Limiting the number of T-shirt colors available to both the designer and the customer is a little odd. I understand the conservatism of wanting there to be fewer colors for designs to look lousy on so that there are fewer returns, but it seems that more customer interest would be generated with a wider range of colors and, with the previews as clear as they are, the customer should be able to see which colors wouldn't work with a design.

The customer should be able to decide between regular-fit and slim-fit. That choice shouldn't be made by the designer. The printing areas of both types of shirts should be coordinated to allow for the design to be scaled to appear appropriately on either style.

Please consider expanding the line of products available. On Zazzle, I have had some success with clock designs. And of course mugs. Stamps and greeting cards have also been good sellers. Even ties do pretty well.
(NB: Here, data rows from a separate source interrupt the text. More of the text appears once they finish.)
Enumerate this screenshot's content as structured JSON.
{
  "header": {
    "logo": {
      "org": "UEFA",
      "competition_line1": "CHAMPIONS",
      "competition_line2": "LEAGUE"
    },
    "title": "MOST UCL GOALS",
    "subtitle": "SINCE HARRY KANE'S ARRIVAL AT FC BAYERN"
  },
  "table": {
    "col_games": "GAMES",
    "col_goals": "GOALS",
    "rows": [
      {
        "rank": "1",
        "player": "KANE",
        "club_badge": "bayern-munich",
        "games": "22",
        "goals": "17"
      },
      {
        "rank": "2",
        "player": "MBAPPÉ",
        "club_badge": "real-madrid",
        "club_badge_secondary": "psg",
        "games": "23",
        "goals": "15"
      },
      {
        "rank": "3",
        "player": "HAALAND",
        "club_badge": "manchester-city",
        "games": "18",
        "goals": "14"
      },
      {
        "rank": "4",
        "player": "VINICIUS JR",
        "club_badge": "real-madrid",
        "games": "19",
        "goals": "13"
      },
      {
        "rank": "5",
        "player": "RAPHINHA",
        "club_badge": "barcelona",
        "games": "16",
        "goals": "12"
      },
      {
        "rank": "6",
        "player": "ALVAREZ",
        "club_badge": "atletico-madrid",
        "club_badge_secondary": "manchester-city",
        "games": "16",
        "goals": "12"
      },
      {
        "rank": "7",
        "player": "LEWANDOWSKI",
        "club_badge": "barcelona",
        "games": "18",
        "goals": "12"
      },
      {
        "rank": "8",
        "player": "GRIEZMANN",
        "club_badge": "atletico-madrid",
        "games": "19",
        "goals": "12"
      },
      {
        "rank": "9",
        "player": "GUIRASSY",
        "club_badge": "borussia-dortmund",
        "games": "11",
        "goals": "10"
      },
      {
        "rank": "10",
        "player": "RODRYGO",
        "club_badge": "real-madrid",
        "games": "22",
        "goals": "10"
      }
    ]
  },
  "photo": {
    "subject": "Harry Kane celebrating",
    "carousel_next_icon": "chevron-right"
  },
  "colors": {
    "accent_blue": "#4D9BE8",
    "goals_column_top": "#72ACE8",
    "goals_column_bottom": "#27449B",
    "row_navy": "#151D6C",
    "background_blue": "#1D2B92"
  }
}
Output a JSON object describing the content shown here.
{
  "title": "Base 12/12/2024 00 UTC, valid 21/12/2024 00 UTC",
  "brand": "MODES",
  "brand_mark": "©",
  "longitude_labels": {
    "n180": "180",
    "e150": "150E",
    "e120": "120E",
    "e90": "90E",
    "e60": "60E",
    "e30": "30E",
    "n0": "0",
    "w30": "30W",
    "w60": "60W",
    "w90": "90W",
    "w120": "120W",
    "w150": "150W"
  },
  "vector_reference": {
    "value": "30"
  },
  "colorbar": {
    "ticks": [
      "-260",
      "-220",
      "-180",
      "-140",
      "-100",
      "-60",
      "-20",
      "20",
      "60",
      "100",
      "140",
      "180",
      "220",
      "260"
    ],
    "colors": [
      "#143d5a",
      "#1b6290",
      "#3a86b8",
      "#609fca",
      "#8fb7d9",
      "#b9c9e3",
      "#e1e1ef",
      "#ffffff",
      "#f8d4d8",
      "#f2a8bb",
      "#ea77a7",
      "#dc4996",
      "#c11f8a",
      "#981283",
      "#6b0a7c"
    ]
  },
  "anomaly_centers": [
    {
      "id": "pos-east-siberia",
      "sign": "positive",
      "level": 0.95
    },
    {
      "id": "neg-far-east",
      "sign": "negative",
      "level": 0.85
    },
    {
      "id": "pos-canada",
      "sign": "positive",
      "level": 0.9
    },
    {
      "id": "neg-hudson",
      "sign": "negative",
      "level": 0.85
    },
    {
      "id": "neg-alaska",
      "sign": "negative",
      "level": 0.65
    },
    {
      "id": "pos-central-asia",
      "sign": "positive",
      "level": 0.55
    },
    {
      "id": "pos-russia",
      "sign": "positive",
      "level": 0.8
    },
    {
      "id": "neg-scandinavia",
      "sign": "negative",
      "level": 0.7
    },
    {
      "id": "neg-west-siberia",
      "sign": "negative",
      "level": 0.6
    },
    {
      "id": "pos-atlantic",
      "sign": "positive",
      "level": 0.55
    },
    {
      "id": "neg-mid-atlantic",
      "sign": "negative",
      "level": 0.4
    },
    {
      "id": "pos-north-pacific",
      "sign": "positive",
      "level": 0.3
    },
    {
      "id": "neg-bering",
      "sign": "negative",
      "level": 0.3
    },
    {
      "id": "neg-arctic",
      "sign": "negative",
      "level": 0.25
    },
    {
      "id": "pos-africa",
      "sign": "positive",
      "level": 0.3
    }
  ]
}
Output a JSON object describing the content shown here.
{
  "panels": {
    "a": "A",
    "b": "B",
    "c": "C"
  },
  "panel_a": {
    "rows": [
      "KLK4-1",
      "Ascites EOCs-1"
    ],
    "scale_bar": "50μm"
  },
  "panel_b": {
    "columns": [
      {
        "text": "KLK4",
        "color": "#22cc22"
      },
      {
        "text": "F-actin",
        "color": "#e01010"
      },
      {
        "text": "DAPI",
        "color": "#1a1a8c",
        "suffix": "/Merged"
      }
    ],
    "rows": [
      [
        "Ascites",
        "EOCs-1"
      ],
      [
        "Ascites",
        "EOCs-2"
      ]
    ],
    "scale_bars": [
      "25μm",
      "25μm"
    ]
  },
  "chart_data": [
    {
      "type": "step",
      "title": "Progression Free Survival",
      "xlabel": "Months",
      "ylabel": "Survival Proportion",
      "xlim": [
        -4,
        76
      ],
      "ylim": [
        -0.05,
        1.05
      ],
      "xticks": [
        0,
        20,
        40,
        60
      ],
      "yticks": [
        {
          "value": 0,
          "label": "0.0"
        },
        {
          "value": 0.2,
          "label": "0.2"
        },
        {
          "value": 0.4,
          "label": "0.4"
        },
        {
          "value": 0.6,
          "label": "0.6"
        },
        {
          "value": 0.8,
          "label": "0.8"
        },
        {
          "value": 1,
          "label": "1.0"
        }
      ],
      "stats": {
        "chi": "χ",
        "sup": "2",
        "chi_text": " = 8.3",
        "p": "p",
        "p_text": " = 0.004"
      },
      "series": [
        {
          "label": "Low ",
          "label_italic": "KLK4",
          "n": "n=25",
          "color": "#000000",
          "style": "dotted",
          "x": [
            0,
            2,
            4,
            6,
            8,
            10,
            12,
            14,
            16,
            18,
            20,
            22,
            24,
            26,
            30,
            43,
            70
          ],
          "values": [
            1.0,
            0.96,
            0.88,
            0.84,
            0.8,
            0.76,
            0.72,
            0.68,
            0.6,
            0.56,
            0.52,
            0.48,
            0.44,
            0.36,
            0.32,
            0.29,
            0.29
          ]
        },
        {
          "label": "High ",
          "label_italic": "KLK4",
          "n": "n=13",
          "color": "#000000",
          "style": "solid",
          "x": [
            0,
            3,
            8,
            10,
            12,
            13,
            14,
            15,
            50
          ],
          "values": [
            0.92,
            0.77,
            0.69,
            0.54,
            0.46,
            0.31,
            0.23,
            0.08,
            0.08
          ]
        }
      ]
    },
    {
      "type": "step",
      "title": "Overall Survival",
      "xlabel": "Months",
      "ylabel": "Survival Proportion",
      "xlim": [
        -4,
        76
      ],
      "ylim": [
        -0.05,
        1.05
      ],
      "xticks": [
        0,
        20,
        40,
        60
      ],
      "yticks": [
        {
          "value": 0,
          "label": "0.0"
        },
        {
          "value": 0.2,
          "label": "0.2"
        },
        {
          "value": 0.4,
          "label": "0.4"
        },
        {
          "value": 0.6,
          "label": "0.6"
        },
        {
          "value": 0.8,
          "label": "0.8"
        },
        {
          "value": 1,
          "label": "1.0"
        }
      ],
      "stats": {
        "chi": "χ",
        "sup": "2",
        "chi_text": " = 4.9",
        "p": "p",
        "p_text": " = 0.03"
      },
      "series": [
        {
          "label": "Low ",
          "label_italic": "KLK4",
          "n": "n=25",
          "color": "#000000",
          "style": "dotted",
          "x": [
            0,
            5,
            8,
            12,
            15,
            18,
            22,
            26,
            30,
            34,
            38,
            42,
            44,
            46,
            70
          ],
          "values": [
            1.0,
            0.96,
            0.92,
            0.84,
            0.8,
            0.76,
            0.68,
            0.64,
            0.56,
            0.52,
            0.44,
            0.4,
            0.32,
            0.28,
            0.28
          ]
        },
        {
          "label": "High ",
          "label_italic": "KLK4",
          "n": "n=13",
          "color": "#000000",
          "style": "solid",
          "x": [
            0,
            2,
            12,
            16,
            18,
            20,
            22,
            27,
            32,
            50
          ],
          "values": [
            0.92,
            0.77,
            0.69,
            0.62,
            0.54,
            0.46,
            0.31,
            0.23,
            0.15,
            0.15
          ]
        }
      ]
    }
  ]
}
When a design is printed only on the back, the default view of the shirt should be the back. The view currently defaults to the front view, which would be blank in this case, and a customer wouldn't see any design until they clicked on the back-view thumbnail.

The designer would like to choose which color and style T-shirt is the default because s/he knows which color/style displays the design to its best advantage. Basing the default color and style on the currently most popular choice is haphazard and can result in almost all the shirts displayed in the same color. More customer interest is generated when a line of shirts is displayed in a variety of colors. Having a shirt displayed with a women's style as the default would indicate to most men that it's a feminine design, and they would overlook it, even if it's targeted for both men and women. The opposite seems not to be true. But it is the same with children's styles; if the default is a child's style, adults would assume it's a design for kids and would overlook it.

Thanks again for creating Merch by Amazon.